Figure 1. Patient is missing 3 lateral incisors. Tooth No. 6 was fully impacted in bone before surgical exposure, and was used to substitute for the missing tooth No. 7 through extrusion, mesialization, reshaping, and bonding. Figure 2. Bonding and reshaping was also done to the enamel and gingiva of the bicuspids to make them into canines. The front 6 teeth were splinted and bonded. This case has no implants or bridges.
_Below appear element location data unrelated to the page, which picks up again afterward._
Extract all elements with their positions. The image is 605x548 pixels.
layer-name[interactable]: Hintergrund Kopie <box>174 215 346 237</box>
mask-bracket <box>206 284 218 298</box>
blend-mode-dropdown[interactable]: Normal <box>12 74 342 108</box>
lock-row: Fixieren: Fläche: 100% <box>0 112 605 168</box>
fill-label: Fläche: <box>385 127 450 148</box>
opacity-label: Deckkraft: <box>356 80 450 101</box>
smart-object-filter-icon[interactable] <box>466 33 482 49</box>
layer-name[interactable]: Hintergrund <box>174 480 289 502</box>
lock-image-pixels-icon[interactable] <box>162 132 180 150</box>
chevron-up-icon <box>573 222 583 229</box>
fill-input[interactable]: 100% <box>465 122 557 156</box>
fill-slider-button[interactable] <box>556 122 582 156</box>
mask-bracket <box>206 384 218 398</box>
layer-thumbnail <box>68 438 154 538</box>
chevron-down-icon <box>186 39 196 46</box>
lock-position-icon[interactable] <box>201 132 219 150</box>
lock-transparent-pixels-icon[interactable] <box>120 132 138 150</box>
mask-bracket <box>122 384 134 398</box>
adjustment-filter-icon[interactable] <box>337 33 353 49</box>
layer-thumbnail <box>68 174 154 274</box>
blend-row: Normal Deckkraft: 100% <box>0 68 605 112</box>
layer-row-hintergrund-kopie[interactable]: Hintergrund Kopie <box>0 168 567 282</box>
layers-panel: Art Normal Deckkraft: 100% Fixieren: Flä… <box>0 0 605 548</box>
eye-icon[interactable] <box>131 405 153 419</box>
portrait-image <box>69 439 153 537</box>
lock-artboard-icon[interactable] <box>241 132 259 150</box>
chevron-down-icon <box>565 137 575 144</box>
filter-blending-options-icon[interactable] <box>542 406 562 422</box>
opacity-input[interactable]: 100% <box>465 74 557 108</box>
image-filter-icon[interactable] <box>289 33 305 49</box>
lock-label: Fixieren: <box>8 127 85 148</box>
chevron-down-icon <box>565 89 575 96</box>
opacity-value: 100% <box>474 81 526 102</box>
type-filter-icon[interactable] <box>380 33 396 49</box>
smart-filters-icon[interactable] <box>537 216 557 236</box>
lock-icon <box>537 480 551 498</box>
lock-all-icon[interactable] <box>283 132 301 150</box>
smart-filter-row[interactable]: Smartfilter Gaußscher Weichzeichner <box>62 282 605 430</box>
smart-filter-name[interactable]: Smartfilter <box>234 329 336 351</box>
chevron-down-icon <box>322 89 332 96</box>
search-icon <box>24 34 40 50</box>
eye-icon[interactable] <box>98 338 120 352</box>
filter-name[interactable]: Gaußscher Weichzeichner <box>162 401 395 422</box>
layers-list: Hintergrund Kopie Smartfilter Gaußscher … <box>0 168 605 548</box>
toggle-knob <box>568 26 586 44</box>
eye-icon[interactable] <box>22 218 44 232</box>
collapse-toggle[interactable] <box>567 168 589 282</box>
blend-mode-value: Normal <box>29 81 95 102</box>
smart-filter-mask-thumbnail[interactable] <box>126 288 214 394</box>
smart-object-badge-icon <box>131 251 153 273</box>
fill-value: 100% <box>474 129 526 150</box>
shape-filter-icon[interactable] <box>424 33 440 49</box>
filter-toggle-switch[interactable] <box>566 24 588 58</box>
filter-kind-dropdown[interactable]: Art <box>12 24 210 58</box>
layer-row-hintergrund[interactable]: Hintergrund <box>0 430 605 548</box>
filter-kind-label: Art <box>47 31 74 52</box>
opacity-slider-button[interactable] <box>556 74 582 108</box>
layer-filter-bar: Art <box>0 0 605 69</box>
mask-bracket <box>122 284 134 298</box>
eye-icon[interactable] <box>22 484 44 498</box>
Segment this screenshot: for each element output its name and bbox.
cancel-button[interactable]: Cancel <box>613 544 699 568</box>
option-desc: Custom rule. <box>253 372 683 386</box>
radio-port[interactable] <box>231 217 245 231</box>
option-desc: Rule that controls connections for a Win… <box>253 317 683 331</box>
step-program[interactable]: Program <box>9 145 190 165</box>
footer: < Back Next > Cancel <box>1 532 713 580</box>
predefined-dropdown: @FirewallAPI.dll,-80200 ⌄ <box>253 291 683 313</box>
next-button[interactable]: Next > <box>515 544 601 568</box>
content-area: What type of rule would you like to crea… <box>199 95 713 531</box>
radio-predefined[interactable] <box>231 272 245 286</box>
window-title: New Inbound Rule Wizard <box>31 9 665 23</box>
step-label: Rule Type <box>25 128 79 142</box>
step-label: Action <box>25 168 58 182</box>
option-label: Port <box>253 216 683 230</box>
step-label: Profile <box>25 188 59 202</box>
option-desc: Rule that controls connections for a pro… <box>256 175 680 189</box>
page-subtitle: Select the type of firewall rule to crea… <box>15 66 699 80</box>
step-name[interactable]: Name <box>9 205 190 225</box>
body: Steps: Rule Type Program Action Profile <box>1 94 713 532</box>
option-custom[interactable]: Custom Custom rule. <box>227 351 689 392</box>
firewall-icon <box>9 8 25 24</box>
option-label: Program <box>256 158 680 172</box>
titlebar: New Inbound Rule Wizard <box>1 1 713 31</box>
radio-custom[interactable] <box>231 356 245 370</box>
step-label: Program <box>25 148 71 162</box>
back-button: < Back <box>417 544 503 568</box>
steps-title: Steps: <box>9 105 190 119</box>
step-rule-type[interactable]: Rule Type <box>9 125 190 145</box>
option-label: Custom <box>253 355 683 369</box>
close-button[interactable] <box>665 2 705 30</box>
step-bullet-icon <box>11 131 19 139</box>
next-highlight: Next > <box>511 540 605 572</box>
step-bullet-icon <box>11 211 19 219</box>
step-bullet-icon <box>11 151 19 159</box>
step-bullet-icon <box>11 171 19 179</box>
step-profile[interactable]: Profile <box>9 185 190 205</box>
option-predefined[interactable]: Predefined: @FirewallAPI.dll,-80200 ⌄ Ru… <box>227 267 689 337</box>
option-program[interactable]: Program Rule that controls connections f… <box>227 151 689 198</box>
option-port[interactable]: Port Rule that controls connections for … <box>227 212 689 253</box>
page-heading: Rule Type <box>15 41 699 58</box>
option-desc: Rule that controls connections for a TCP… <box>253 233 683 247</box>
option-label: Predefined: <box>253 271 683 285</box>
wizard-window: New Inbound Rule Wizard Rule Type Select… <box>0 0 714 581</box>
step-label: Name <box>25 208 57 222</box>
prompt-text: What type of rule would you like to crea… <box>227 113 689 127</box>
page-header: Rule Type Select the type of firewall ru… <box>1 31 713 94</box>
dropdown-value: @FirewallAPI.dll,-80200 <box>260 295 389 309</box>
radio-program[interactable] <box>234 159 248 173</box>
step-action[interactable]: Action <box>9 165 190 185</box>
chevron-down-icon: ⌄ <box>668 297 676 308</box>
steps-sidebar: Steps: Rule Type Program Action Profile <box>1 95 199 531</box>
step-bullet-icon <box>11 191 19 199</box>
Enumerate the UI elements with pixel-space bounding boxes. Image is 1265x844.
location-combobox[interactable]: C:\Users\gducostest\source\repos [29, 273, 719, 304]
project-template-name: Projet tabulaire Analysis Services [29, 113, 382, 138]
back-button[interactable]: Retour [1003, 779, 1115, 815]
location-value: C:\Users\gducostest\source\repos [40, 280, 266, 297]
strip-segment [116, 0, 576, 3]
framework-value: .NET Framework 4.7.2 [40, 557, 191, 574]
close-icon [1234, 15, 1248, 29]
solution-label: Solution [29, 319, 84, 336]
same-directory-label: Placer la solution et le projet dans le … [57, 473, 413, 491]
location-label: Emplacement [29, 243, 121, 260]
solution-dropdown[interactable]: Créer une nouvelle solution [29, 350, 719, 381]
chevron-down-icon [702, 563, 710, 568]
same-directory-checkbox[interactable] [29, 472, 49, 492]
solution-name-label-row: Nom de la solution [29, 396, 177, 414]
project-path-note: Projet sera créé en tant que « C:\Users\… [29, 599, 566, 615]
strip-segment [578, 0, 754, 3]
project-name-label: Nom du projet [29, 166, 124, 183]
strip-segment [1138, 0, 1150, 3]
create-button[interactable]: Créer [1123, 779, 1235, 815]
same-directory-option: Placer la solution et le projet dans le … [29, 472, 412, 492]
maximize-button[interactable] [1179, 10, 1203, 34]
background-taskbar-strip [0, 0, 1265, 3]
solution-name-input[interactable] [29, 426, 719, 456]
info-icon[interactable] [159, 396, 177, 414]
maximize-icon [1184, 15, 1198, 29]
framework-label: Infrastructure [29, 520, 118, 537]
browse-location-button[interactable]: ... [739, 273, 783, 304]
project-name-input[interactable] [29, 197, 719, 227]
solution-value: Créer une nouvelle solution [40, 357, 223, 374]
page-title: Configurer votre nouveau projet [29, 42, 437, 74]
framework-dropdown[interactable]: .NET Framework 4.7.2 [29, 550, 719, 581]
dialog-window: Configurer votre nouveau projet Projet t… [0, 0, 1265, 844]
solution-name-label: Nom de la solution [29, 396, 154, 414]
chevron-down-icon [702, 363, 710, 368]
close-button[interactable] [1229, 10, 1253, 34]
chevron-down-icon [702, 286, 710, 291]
The patient had been to 3 orthodontists and was looking for treatment alternatives, as all 3 offered 2- to 3-year treatment plans with no promise of a satisfactory result because of bone issues surrounding tooth No. 6, among other things. The patient was not willing to crown all his anterior teeth, which had also been proposed. Our treatment plan involved surgical exposure and super-eruption of tooth No. 6, then making teeth Nos. 6 and 11 into lateral incisors through mesial movement and bonding, making teeth Nos. 5 and 12 into canines, minimizing the lower canine cusps, and connecting all anteriors with a Ribbond/composite splint for stability as well as to support the extra bonding that would be necessary (Figure 2).5
Instead of dividing the treatment by “specialty” and fragmenting the plan with 3 providers, in this way the case may be managed by one practitioner who is experienced in performing splinted retention with concurrent bonding. I previously wrote of a porcelain pontic veneer placed over a Ribbond splint used for orthodontics.6 This case shows how the splint can support significant bonding and provide needed fracture resistance to canines, which are made into laterals, and bicuspids which are made into canines. Equally important is the required fixation, as any relapse would reveal their deficient anatomy and ruin the “camouflage” effect of the bonding. Most orthodontic cases have some degree of relapse, and that would be unacceptable in cases such as this.
This treatment reflects a paradigm shift. Instead of providing a traditional orthodontic result by adding prosthetic lateral incisors, other teeth are moved shorter distances and bonded, providing a faster, simpler, and less expensive result. This is preferable for many patients who are more interested in avoiding gaping holes in their smile than committing to a 2-year treatment plan with endosseous implants. While patients are made aware of treatment alternatives, specifically what will not be provided in this plan, they overwhelmingly choose a method that resolves their chief aesthetic complaint. They are generally satisfied years at recall as well. Should they choose to crown or veneer this result in the future when more stability has been achieved, that option is still available to them.

CONCLUSION

 

Reshaping teeth via splinting and bonding is a practical, aesthetic alternative which addresses the high incidence of relapse still seen in orthodontics today. Simultaneously, this can serve to resolve some difficult and unusual aesthetic predicaments.


References

  1. Chadroff B. The interdisciplinary approach to implant dentistry. Gen Dent. 2004;52:321-326.
  2. Spear FM, Kokich VG, Mathews DP. Interdisciplinary management of anterior dental esthetics. J Am Dent Assoc. 2006;137:160-169.
  3. Hirschfelder U, Hertrich K. The treatment of deep bite in adults. Fortschr Kieferorthop. 1990;51:36-43.
  4. Lang G, Alfter G, Goz G, et al. Retention and stability—taking various treatment parameters into account. J Orofac Orthop. 2002;63:26-41.
  5. Kokich VO Jr, Kinzer GA. Managing congenitally missing lateral incisors. Part 1: Canine substitution. J Esthet Restor Dent. 2005;17:5-10.
  6. Georgaklis CC. Anterior retention with a reinforced composite resin splint after cosmetic orthodontic treatment. Dent Today. Jan 2002;21:54-57.